Beyond personal wearables, Apple is pursuing a broader household AI hardware strategy: smart displays running an enhanced Siri, larger screens with mechanical arms, upgraded HomePod speakers and small indoor sensors for home automation and security. These moves suggest Apple sees a multi-device future in which intelligence is distributed across phones, wearables and home products rather than concentrated in a single handset.
The push follows a mixed reception to Apple’s previous attempt at a new hardware category. The Vision Pro headset, lauded for engineering but priced for niche buyers, failed to win mass-market traction; the company now appears to be betting that smaller, cheaper and more passive wearables will reach a broader audience. The wider context is fierce competition: Meta has made early advances with camera-equipped glasses, OpenAI is exploring wearable prototypes, and startups such as Humane have drawn attention with AI pins and always-on assistants.
Apple’s success will depend less on industrial design than on software: Siri needs substantial upgrades, and the devices will only be convincing if backed by robust on-device or cloud AI that preserves user privacy. Apple’s decision to tether many of these wearables to the iPhone reduces power and processing burdens but raises questions about independence, latency and user experience when the phone is not present.
There are also regulatory and social hurdles. Small cameras clipped to clothing or carried ubiquitously invite scrutiny on privacy and surveillance from regulators and the public alike, especially in jurisdictions with strict data-protection rules. Apple’s privacy brand may help, but any misstep in transparency or security could provoke political and commercial backlash.
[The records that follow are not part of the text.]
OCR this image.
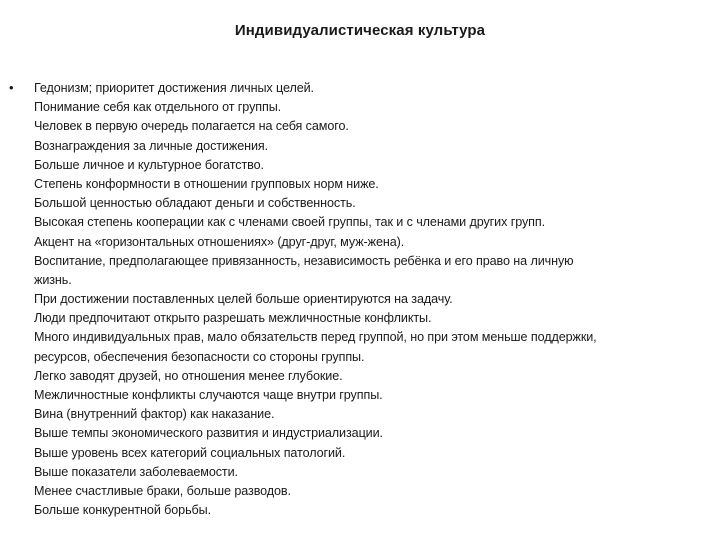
Индивидуалистическая культура
• Гедонизм; приоритет достижения личных целей.
Понимание себя как отдельного от группы.
Человек в первую очередь полагается на себя самого.
Вознаграждения за личные достижения.
Больше личное и культурное богатство.
Степень конформности в отношении групповых норм ниже.
Большой ценностью обладают деньги и собственность.
Высокая степень кооперации как с членами своей группы, так и с членами других групп.
Акцент на «горизонтальных отношениях» (друг-друг, муж-жена).
Воспитание, предполагающее привязанность, независимость ребёнка и его право на личную
жизнь.
При достижении поставленных целей больше ориентируются на задачу.
Люди предпочитают открыто разрешать межличностные конфликты.
Много индивидуальных прав, мало обязательств перед группой, но при этом меньше поддержки,
ресурсов, обеспечения безопасности со стороны группы.
Легко заводят друзей, но отношения менее глубокие.
Межличностные конфликты случаются чаще внутри группы.
Вина (внутренний фактор) как наказание.
Выше темпы экономического развития и индустриализации.
Выше уровень всех категорий социальных патологий.
Выше показатели заболеваемости.
Менее счастливые браки, больше разводов.
Больше конкурентной борьбы.
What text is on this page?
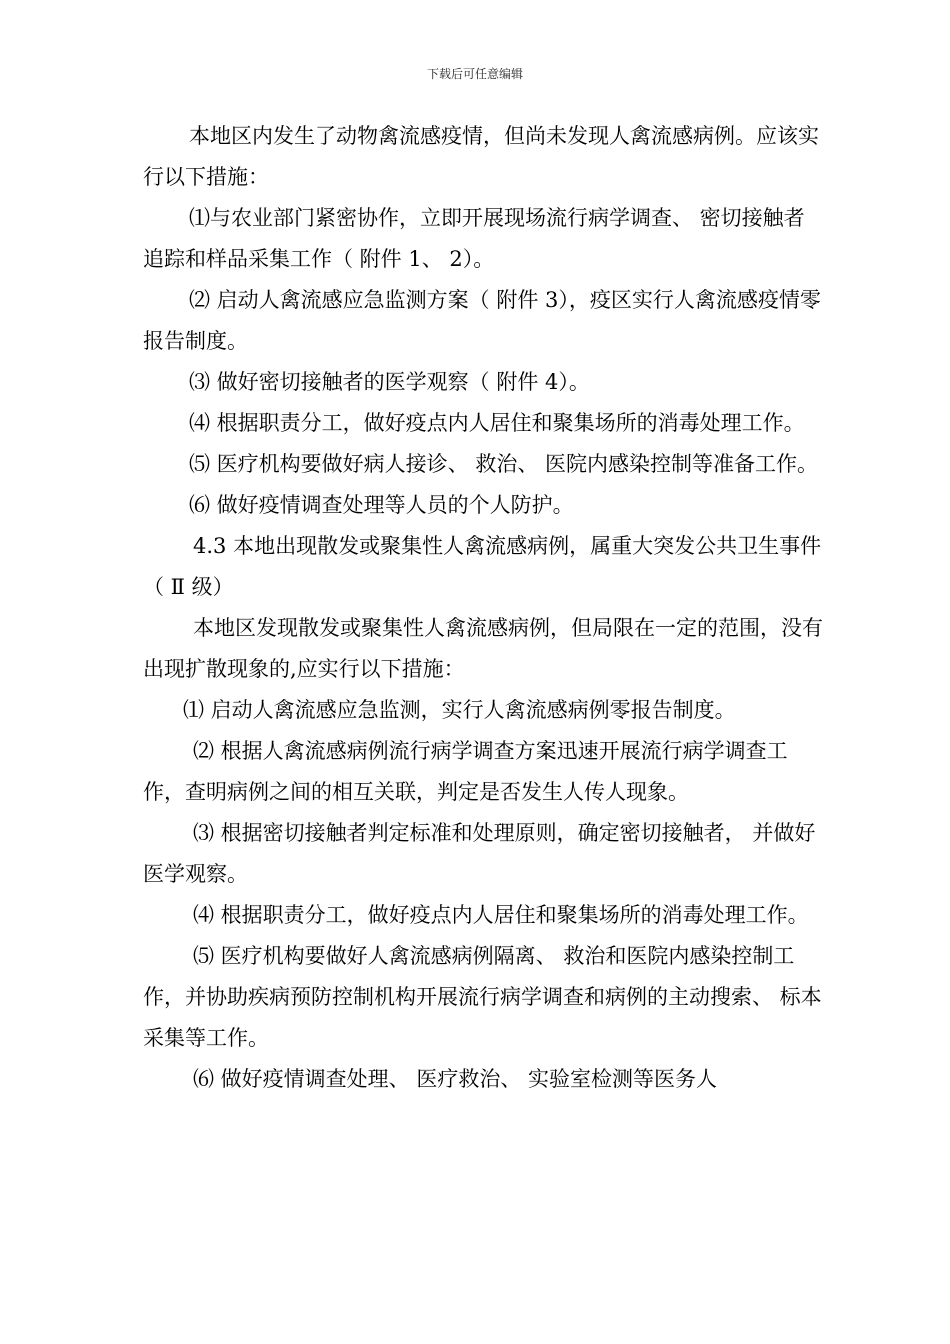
下载后可任意编辑

本地区内发生了动物禽流感疫情，但尚未发现人禽流感病例。应该实行以下措施：

⑴与农业部门紧密协作，立即开展现场流行病学调查、 密切接触者追踪和样品采集工作（ 附件 1、 2）。

⑵ 启动人禽流感应急监测方案（ 附件 3），疫区实行人禽流感疫情零报告制度。

⑶ 做好密切接触者的医学观察（ 附件 4）。

⑷ 根据职责分工，做好疫点内人居住和聚集场所的消毒处理工作。

⑸ 医疗机构要做好病人接诊、 救治、 医院内感染控制等准备工作。

⑹ 做好疫情调查处理等人员的个人防护。

4.3 本地出现散发或聚集性人禽流感病例，属重大突发公共卫生事件（ Ⅱ 级）

本地区发现散发或聚集性人禽流感病例，但局限在一定的范围，没有出现扩散现象的,应实行以下措施：

⑴ 启动人禽流感应急监测，实行人禽流感病例零报告制度。

⑵ 根据人禽流感病例流行病学调查方案迅速开展流行病学调查工作，查明病例之间的相互关联，判定是否发生人传人现象。

⑶ 根据密切接触者判定标准和处理原则，确定密切接触者， 并做好医学观察。

⑷ 根据职责分工，做好疫点内人居住和聚集场所的消毒处理工作。

⑸ 医疗机构要做好人禽流感病例隔离、 救治和医院内感染控制工作，并协助疾病预防控制机构开展流行病学调查和病例的主动搜索、 标本采集等工作。

⑹ 做好疫情调查处理、 医疗救治、 实验室检测等医务人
If executed well, Apple’s three-pronged wearable strategy could reconfigure how consumers interact with AI by shifting routine, context-aware functions off the phone and onto always-on peripherals, reinforcing the company’s ecosystem lock-in and creating new hardware and services revenue streams. If execution falters — through delayed AI upgrades, poor battery life, uncomfortable designs or regulatory pushback — the initiatives may join other high-profile Apple experiments that never reached mass adoption.